La coalition des réformateurs et modérés a gagné face aux conservateurs. Les résultats définitifs sont encore attendus.

Le second tour des législatives s'est tenu vendredi 29 avril. Les premiers résultats concordants des médias donnent la coalition favorable au président Hassan Rohani gagnante. La répartition finale des sièges n'est pas encore connue. (Image - 29 avril 2016)

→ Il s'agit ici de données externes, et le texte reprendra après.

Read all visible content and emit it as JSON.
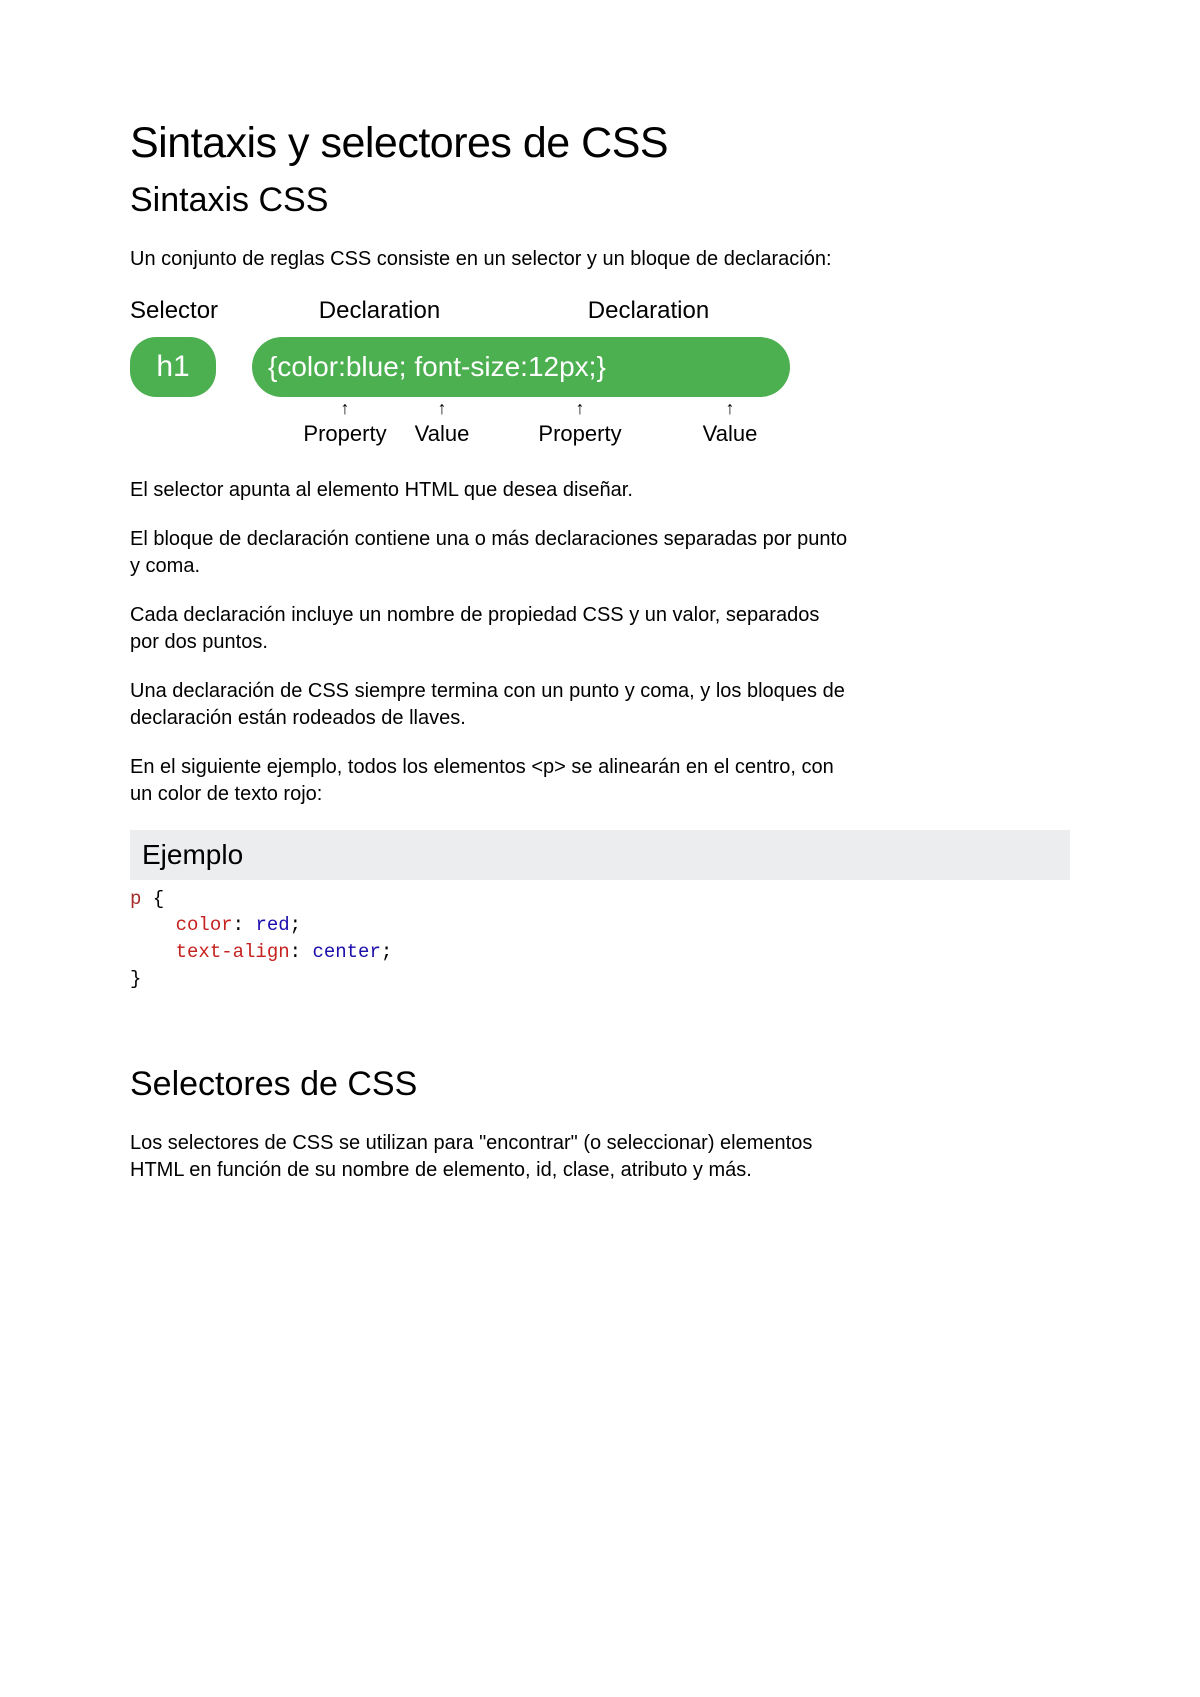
{
  "title": "Sintaxis y selectores de CSS",
  "section1": {
    "heading": "Sintaxis CSS",
    "intro": "Un conjunto de reglas CSS consiste en un selector y un bloque de declaración:",
    "diagram": {
      "labels": {
        "selector": "Selector",
        "declaration1": "Declaration",
        "declaration2": "Declaration",
        "property": "Property",
        "value": "Value"
      },
      "selector_text": "h1",
      "brace_open": "{",
      "decl1_prop": "color",
      "decl1_sep": ":",
      "decl1_val": "blue",
      "decl1_end": ";",
      "space": " ",
      "decl2_prop": "font-size",
      "decl2_sep": ":",
      "decl2_val": "12px",
      "decl2_end": ";",
      "brace_close": "}",
      "arrow": "↑"
    },
    "para2": "El selector apunta al elemento HTML que desea diseñar.",
    "para3": "El bloque de declaración contiene una o más declaraciones separadas por punto y coma.",
    "para4": "Cada declaración incluye un nombre de propiedad CSS y un valor, separados por dos puntos.",
    "para5": "Una declaración de CSS siempre termina con un punto y coma, y los bloques de declaración están rodeados de llaves.",
    "para6": "En el siguiente ejemplo, todos los elementos <p> se alinearán en el centro, con un color de texto rojo:"
  },
  "example1": {
    "heading": "Ejemplo",
    "line1_sel": "p",
    "line1_brace": " {",
    "indent": "    ",
    "line2_prop": "color",
    "line2_colon": ": ",
    "line2_val": "red",
    "line2_semi": ";",
    "line3_prop": "text-align",
    "line3_colon": ": ",
    "line3_val": "center",
    "line3_semi": ";",
    "line4_brace": "}"
  },
  "section2": {
    "heading": "Selectores de CSS",
    "para1": "Los selectores de CSS se utilizan para \"encontrar\" (o seleccionar) elementos HTML en función de su nombre de elemento, id, clase, atributo y más."
  }
}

Le second tour des législatives s'est tenu vendredi 29 avril. Les premiers résultats concordants des médias donnent la coalition favorable au président Hassan Rohani gagnante. La répartition finale des sièges n'est pas encore connue. (Image - 29 avril 2016)

Keystone

Les candidats réformateurs et modérés ont remporté le second tour des législatives de vendredi en Iran, selon des résultats partiels publiés samedi. Ils devraient disposer d'un groupe parlementaire conséquent pour soutenir la politique du président Hassan Rohani.

Selon des résultats partiels non encore officiels publiés par les médias à Téhéran, y compris les médias conservateurs, la liste «Espoir» des réformateurs et modérés a gagné au moins une trentaine des 68 sièges qui étaient en jeu vendredi. Les résultats officiels doivent être publiés samedi dans la journée.

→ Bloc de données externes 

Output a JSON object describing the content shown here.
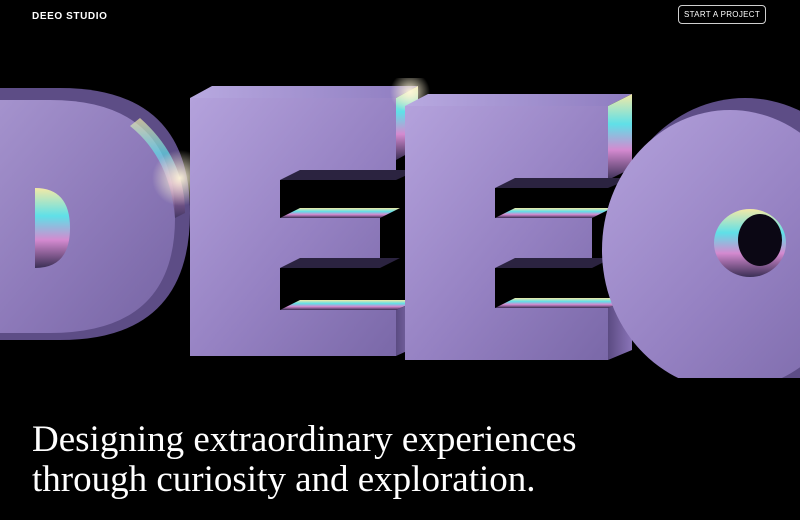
{
  "header": {
    "logo_text": "DEEO STUDIO",
    "cta_label": "START A PROJECT"
  },
  "hero": {
    "letters": [
      "D",
      "E",
      "E",
      "O"
    ],
    "tagline_line1": "Designing extraordinary experiences",
    "tagline_line2": "through curiosity and exploration."
  },
  "colors": {
    "background": "#000000",
    "text": "#ffffff",
    "letter_face": "#9a84c4",
    "letter_top": "#a38fd1",
    "letter_side": "#6e5a96",
    "iridescent_cyan": "#5fe0e8",
    "iridescent_yellow": "#f3e9a6"
  }
}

L'agence Fars, proche des conservateurs, affirme que les réformateurs et modérés ont obtenu au moins 33 sièges contre 21 pour les conservateurs. Le site d'information Tasnim, également proche des conservateurs, accorde à la coalition des réformateurs et modérés 35 sièges.

Le poids des indépendants

C'est la première fois depuis 2004 que l'assemblée ne sera plus dominée par les conservateurs et que les deux grandes tendances politiques iraniennes seront représentées de manière à peu près égale.

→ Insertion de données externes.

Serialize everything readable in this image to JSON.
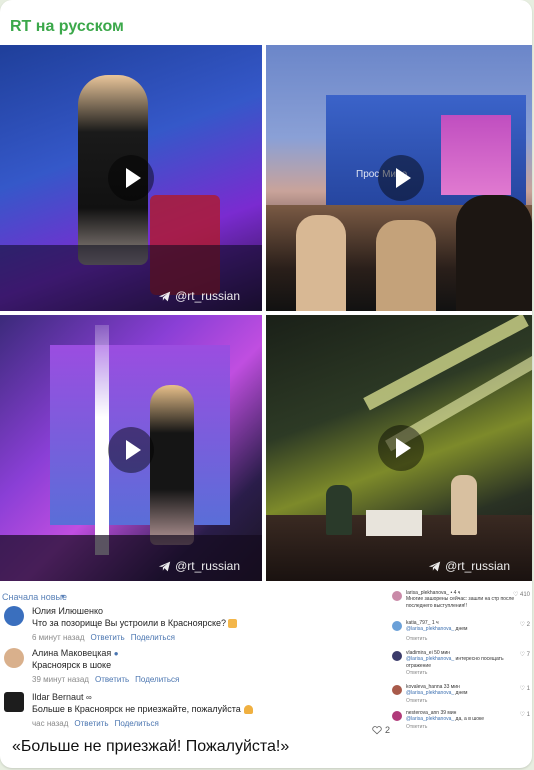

Il faudra attendre les résultats officiels et définitifs, ainsi que la position des députés indépendants - une trentaine au total sur les 290 sièges du parlement - pour savoir si les alliés du président Rohani obtiendront la majorité au Parlement.

Mais même s'ils ne l'obtiennent pas, le camp pro-Rohani devrait pouvoir compter sur des conservateurs pragmatiques plus conciliants, les plus radicaux d'entre eux, opposés à la politique d'ouverture du président, ayant été éliminés dès le premier tour.

Nombre record de femmes

Au premier tour du 26 février, les Iraniens avaient élu 103 conservateurs et 95 réformateurs/modérés ainsi que 14 indépendants dont la tendance politique n'est pas clairement définie. Parmi les élus du premier tour figuraient aussi quatre conservateurs modérés soutenus par les réformateurs, ainsi que cinq représentants des minorités religieuses (juifs, arméniens, assyriens et zoroastriens).

L'élection d'une députée réformatrice a été invalidée à Ispahan (centre). Il y aura donc une élection partielle à une date non précisée.

Au moins trois femmes ont été élues au second tour, s'ajoutant au 13 l'ayant emporté le 26 février. La nouvelle assemblée comprendra donc au moins 16 femmes, dont quinze réformatrices, contre neuf conservatrices dans la précédente. C'est la première fois depuis la révolution islamique de 1979 que le Parlement comptera autant d'élues.

Accord sur le nucléaire

La nouvelle assemblée se réunira fin mai pour élire son chef. Le président sortant, Ali Larijani, un conservateur modéré, et le chef de file des réformateurs et modérés, Mohammad Reza Aref, devraient être en lice.

Contrairement aux plus radicaux de son camp, Ali Larijani a défendu l'accord du 14 juillet sur le nucléaire conclu entre Téhéran et les grandes puissances. Le second tour des législatives est intervenu un peu plus de trois mois après l'entrée en vigueur de cet accord et la levée d'une grande partie des sanctions internationales contre l'Iran.

Mais, en l'absence de retombées économiques concrètes suivant la fin des sanctions, l'exaspération commence à se faire sentir en Iran. Or Hassan Rohani mise justement sur les retombées de cet accord pour faire baisser le chômage qui touche 11% de la population active, près de 25% de jeunes.